Boxing comes to the heart of Mayfair. You cannot imagine two very different worlds, but on stepping through the door of Waddington Custot in Cork Street, you leave behind white-painted gallery spaces and step into another more gritty world, enclosed and hidden from the street.
Ahead of you is a long horizontal vitrine ‘Boxkampf für die direkte Demokratie’ (Boxing Match for Direct Democracy), containing ropes from a boxing ring, boxing gloves and a protective mask. As you turn, there are photographs of two boxers attacking each other, along with letters and other archive material, while at the end of the space is a poster announcing the match and grainy archive film showing the boxing match in action.

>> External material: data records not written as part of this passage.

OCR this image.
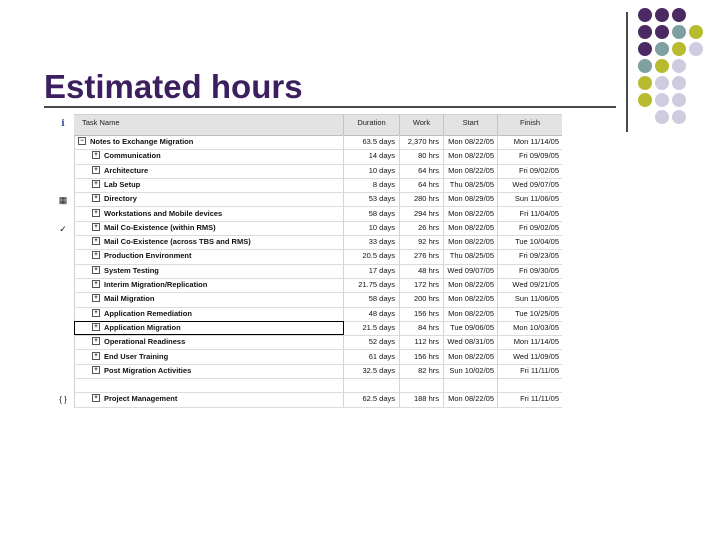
Estimated hours
i
▦
✓
{ }
Task Name	Duration	Work	Start	Finish
− Notes to Exchange Migration	63.5 days	2,370 hrs	Mon 08/22/05	Mon 11/14/05
+ Communication	14 days	80 hrs	Mon 08/22/05	Fri 09/09/05
+ Architecture	10 days	64 hrs	Mon 08/22/05	Fri 09/02/05
+ Lab Setup	8 days	64 hrs	Thu 08/25/05	Wed 09/07/05
+ Directory	53 days	280 hrs	Mon 08/29/05	Sun 11/06/05
+ Workstations and Mobile devices	58 days	294 hrs	Mon 08/22/05	Fri 11/04/05
+ Mail Co-Existence (within RMS)	10 days	26 hrs	Mon 08/22/05	Fri 09/02/05
+ Mail Co-Existence (across TBS and RMS)	33 days	92 hrs	Mon 08/22/05	Tue 10/04/05
+ Production Environment	20.5 days	276 hrs	Thu 08/25/05	Fri 09/23/05
+ System Testing	17 days	48 hrs	Wed 09/07/05	Fri 09/30/05
+ Interim Migration/Replication	21.75 days	172 hrs	Mon 08/22/05	Wed 09/21/05
+ Mail Migration	58 days	200 hrs	Mon 08/22/05	Sun 11/06/05
+ Application Remediation	48 days	156 hrs	Mon 08/22/05	Tue 10/25/05
+ Application Migration	21.5 days	84 hrs	Tue 09/06/05	Mon 10/03/05
+ Operational Readiness	52 days	112 hrs	Wed 08/31/05	Mon 11/14/05
+ End User Training	61 days	156 hrs	Mon 08/22/05	Wed 11/09/05
+ Post Migration Activities	32.5 days	82 hrs	Sun 10/02/05	Fri 11/11/05
+ Project Management	62.5 days	188 hrs	Mon 08/22/05	Fri 11/11/05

This was not ordinary boxing match, but ‘farewell action’ at documenta 5, a boxing match between the German artist Joseph Beuys (1921–1986) and Abraham David Christian (b.1952), a Kassel art student.
Beuys was not only an artist, but a social activist, founding the German Student Party in 1967 after the shooting of a student during a demonstration about the visit of the Shah of Persia and other organisations such as the ‘Organisation of Non-Voters’ (1970), the ‘Organisation for Direct Democracy through Referendum’ (1971) and the ‘Committee for a Free University’ (1971), while also standing for the Green Party in European and federal parliamentary elections
documenta 5 followed on from four previous documenta held every few years and, from 30 June to 8 October 1972, Beuys established the ‘Office for The Organisation for Direct Democracy’, in which to debate topics of social reform indulging education, religion, race relations, women’s rights, atomic energy, economics and the Eastern bloc.
On the final day of documenta 5, Beuys staged, in front of a rowdy crowd, ‘Boxkampf für die direkte Demokratie’ with Abraham David Christian who had challenged Beuys to the fight and stood for ‘representative government’, while Beuys stood for ‘direct democracy’. The student Anatol Herzfeld acted as referee and after three rounds declared Beuys to be the winner “on points for direct democracy through direct hits”.
A fascinating piece of history on this event staged by one of Germany’s greatest 20th century artists.